This repository contains quantized conversions of the AI Dungeon 2 checkpoint, "model_v5".
For use with frontends that support GGML quantized GPT-2 models. This model works best with KoboldCpp's "Adventure" mode.
Last updated on 2023-09-23.
Model |
RAM usage (KoboldCpp) |
RAM usage (Oobabooga) |
aid2classic-ggml-q4_0.bin |
984.1 MiB |
1.4 GiB |
aid2classic-ggml-q4_1.bin |
1.1 GiB |
1.5 GiB |
aid2classic-ggml-q5_0.bin |
1.2 GiB |
1.6 GiB |
aid2classic-ggml-q5_1.bin |
1.2 GiB |
1.7 GiB |
aid2classic-ggml-q8_0.bin |
1.7 GiB |
2.2 GiB |
aid2classic-ggml-f16.bin |
3.2 GiB |
3.6 GiB |
Description:
- 2019 AI Dungeon users may recognize this model as the same one that powered the open-source AI Dungeon 2 project and its various forks. This was before AI Dungeon 2 moved to its own website and consequently rebranded to "AI Dungeon".
- 2020-2021 AI Dungeon users may recognize this model as "Classic", the free tier below Griffin (free, but later used "energy") and Dragon (subscription).
- If you want a better model trained on the same dataset at the cost of higher hardware requirements, check out Spring Dragon 13B, intended to replicate 2020 AI Dungeon's "Dragon" experience on local hardware.
- The motivation behind these quantizations was that Henk717/ai-dungeon2-classic-ggml was older and lacked other quantization formats. The workflow for this quantization was also different: henk717's mentions being converted to a 16-bit Pytorch checkpoint before being converted to GGML. This one was converted straight from Tensorflow to 16-bit GGML before being quantized.
Notes:
- KoboldCpp [bfc696f] was tested without OpenBLAS.

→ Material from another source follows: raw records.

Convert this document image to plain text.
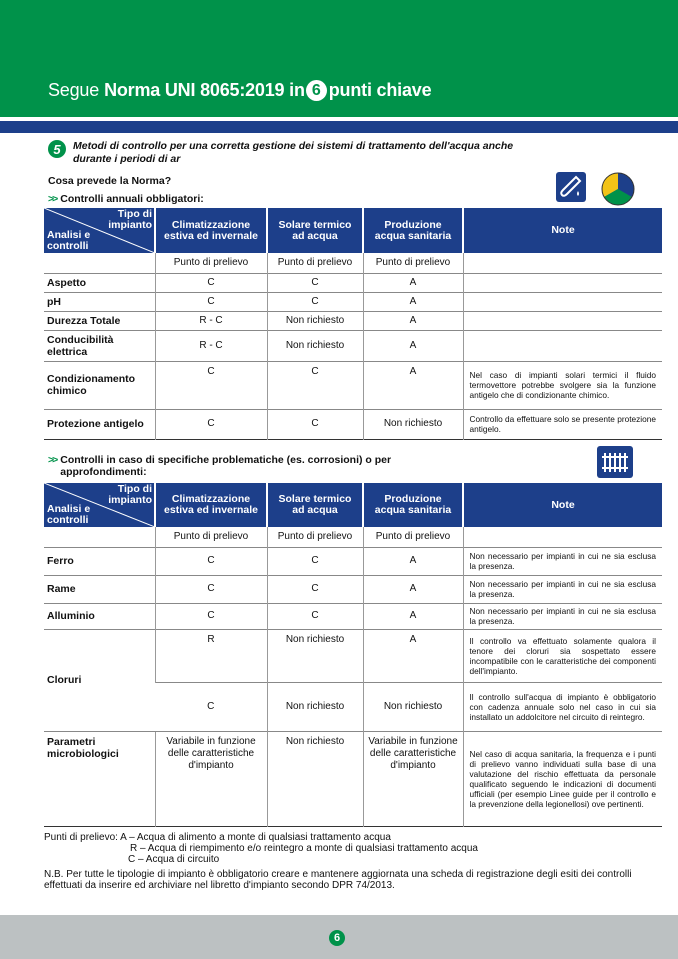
Segue Norma UNI 8065:2019 in 6 punti chiave
5	Metodi di controllo per una corretta gestione dei sistemi di trattamento dell'acqua anche durante i periodi di ar
Cosa prevede la Norma?
>> Controlli annuali obbligatori:
Tipo di impianto
Analisi e controlli	Climatizzazione estiva ed invernale	Solare termico ad acqua	Produzione acqua sanitaria	Note
	Punto di prelievo	Punto di prelievo	Punto di prelievo	
Aspetto	C	C	A	
pH	C	C	A	
Durezza Totale	R - C	Non richiesto	A	
Conducibilità elettrica	R - C	Non richiesto	A	
Condizionamento chimico	C	C	A	Nel caso di impianti solari termici il fluido termovettore potrebbe svolgere sia la funzione antigelo che di condizionante chimico.
Protezione antigelo	C	C	Non richiesto	Controllo da effettuare solo se presente protezione antigelo.

>> Controlli in caso di specifiche problematiche (es. corrosioni) o per approfondimenti:
Tipo di impianto
Analisi e controlli	Climatizzazione estiva ed invernale	Solare termico ad acqua	Produzione acqua sanitaria	Note
	Punto di prelievo	Punto di prelievo	Punto di prelievo	
Ferro	C	C	A	Non necessario per impianti in cui ne sia esclusa la presenza.
Rame	C	C	A	Non necessario per impianti in cui ne sia esclusa la presenza.
Alluminio	C	C	A	Non necessario per impianti in cui ne sia esclusa la presenza.
Cloruri	R	Non richiesto	A	Il controllo va effettuato solamente qualora il tenore dei cloruri sia sospettato essere incompatibile con le caratteristiche dei componenti dell'impianto.
	C	Non richiesto	Non richiesto	Il controllo sull'acqua di impianto è obbligatorio con cadenza annuale solo nel caso in cui sia installato un addolcitore nel circuito di reintegro.
Parametri microbiologici	Variabile in funzione delle caratteristiche d'impianto	Non richiesto	Variabile in funzione delle caratteristiche d'impianto	Nel caso di acqua sanitaria, la frequenza e i punti di prelievo vanno individuati sulla base di una valutazione del rischio effettuata da personale qualificato seguendo le indicazioni di documenti ufficiali (per esempio Linee guide per il controllo e la prevenzione della legionellosi) ove pertinenti.

Punti di prelievo: A – Acqua di alimento a monte di qualsiasi trattamento acqua
R – Acqua di riempimento e/o reintegro a monte di qualsiasi trattamento acqua
C – Acqua di circuito
N.B. Per tutte le tipologie di impianto è obbligatorio creare e mantenere aggiornata una scheda di registrazione degli esiti dei controlli effettuati da inserire ed archiviare nel libretto d'impianto secondo DPR 74/2013.
6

- Oobabooga [895ec9d] was tested with with the
--model <model> --loader ctransformers --model_type gpt2
launch arguments.
- ggerganov/ggml [8ca2c19]'s gpt-2 conversion script was used for conversion and quantization.
- The original model was found in the
generator/gpt2/models/model_v5
directory of AI Dungeon 2 Unleashed.